酒桌上,男人間的話題,無非就是錢跟女人。
酒過三巡,劉銘滿臉賤笑,壓低聲調對我道:“阿良,結婚這麼多年,你還沒碰過李婉?”
“嗯。”我應了聲,說道:“她還沒準備好,我當然得給她時間了。”
“你都給她多少時間了?”劉銘搖了搖頭,感嘆般道:“認識這麼多年,在所有朋友裏,就屬你最純情。”
我笑了笑沒有說話,淡淡的笑容有些苦澀。
夫妻間的事情,不是我不想,而是她不讓。
喝到微醺,我跟劉銘各回各家。
按下牆上的開關,客廳的燈光亮起,屋內一片寂靜。
不知道李婉回來了沒,睡沒睡覺。
興許是酒勁上頭,我徑直朝她的房間走去。
躡手躡腳地打開門後,只見房間裏的光線昏暗。
我眯起眼睛,朝牀上看去,輕聲喚道:“婉婉,你睡了嗎?”
一個黑乎乎的東西猛地飛了過來,重重地砸在我的臉上!
“啊!!!”刺耳的尖叫聲響起。
一身酒氣頓時嚇散,我不知所措地站在原地,“別怕,是我,你老公,周良!”
……
第二天,李婉要跟閨蜜逛街,大清早就不見了蹤影。
我擔心昨晚的冒犯讓她生氣,一連發了數條道歉的短信,無一例外沒有回覆。
直到下午,我才收到她的信息,要我去買兩杯奶茶,晚些還得幫她們提東西。
老婆嘛,當然得寵着了。
我當即穿好衣服,以最快的速度買好奶茶,駕車抵達李婉所在的甜品店。
只是,當我走進門口的時候,隱約聽見李婉的閨蜜依依問道:“婉婉,你是說昨晚他偷進你的房間?”
說起這事,李婉還有些惱怒,“嗯,被我趕出去了。”
“這麼多年,你還沒讓他碰過你啊?”依依又問道。
聽着,我整個人尷尬地僵在門口。
本以爲,只有男人會說這些事情,沒想到女人更加八卦。
只是,更出乎我意料的是李婉的回應,“我的第一次,必須留給顧辰,哪能跟他同房?”
“他不是出國麼?”
“快回來了。”
……
我木然地站在甜品店門口,覺得手裏提的奶茶很是沉重。
……
等喫完甜品,李婉又拉着閨蜜逛街,我則在一旁陪同,手提袋越來越多,也越來越重。
直到傍晚,她纔跟閨蜜分別。
我跟李婉來到停車場,坐進車內,邊上無人,便開口道:“我們離婚吧。”
李婉有些發懵,定定地看着我,我繼續道:“其實你我都明白,我們的婚姻,不過是掛着個名頭而已。”

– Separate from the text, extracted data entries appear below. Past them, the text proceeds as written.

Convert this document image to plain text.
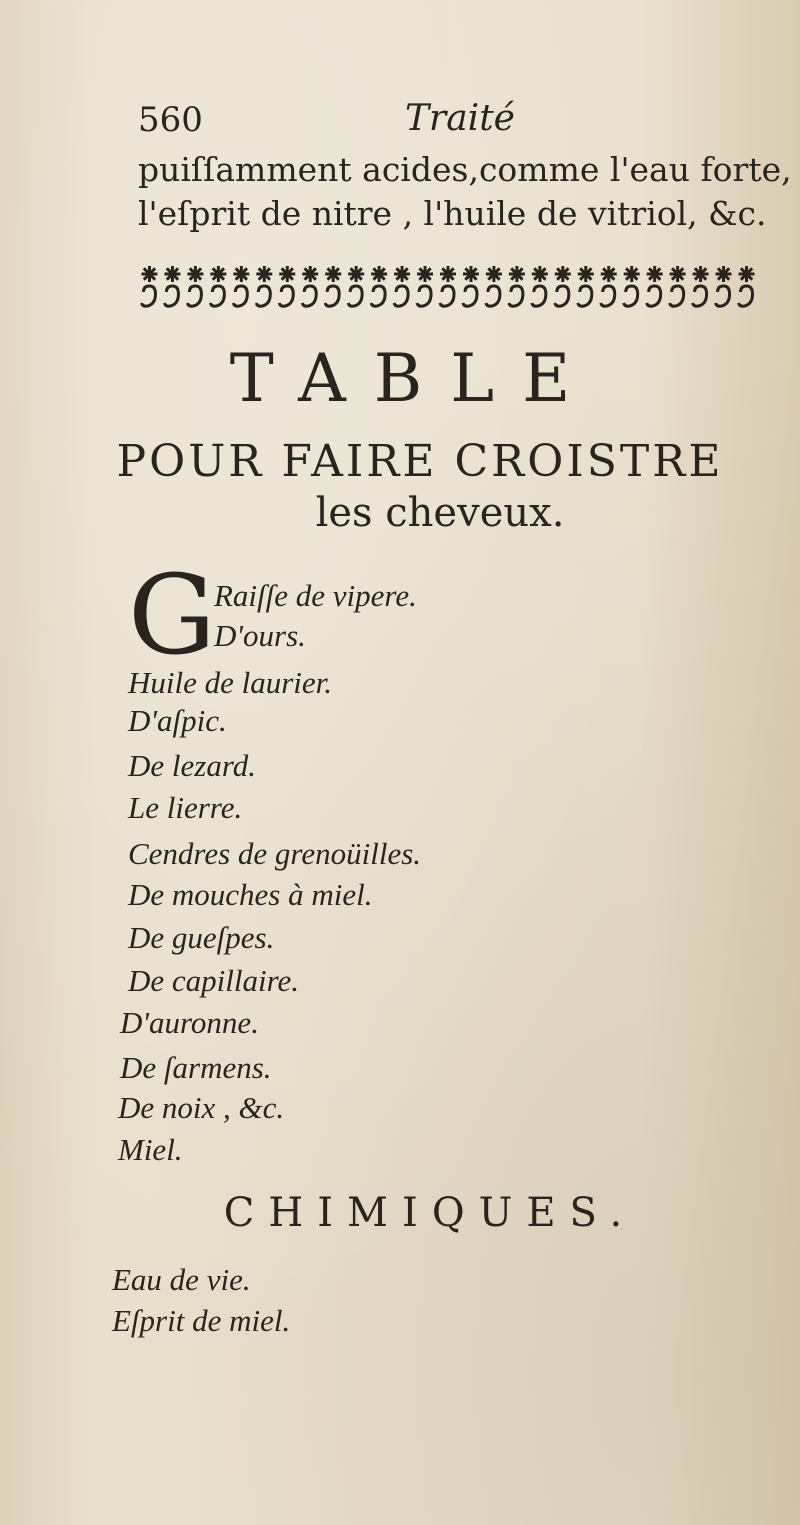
560	Traité
puiſſamment acides,comme l'eau forte,
l'eſprit de nitre , l'huile de vitriol, &c.
TABLE
POUR FAIRE CROISTRE
les cheveux.
G
Raiſſe de vipere.
D'ours.
Huile de laurier.
D'aſpic.
De lezard.
Le lierre.
Cendres de grenoüilles.
De mouches à miel.
De gueſpes.
De capillaire.
D'auronne.
De ſarmens.
De noix , &c.
Miel.
CHIMIQUES.
Eau de vie.
Eſprit de miel.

“表面上的夫妻,表面上的同居,實際卻絲毫沒有愛意。”
“你只是聽從家裏的安排,勉強嫁給我而已。”
“這樣的關係,還有繼續的必要麼?放過你,也放過我,這對我們都好。”
沉默許久,李婉依然沒有回應,只是說道:“回家吧。”
既然她現在不想說,那麼我也不着急。
將一切坦白說明以後,整個人都輕鬆許多。
回家路上,李婉始終沒有說話,轉頭看向車窗外,只給我留下一個沒表情的側臉,不知道在想甚麼。
我也不沒話找話,就讓氛圍一直沉寂。
回到家後,我們依然保持沉默。她回她的房間,我回我的房間。
躺在牀上,一天的疲憊,讓我很快睡了過去。
深夜,我忽然聽見些許響動,似乎是房門被人打開的聲音。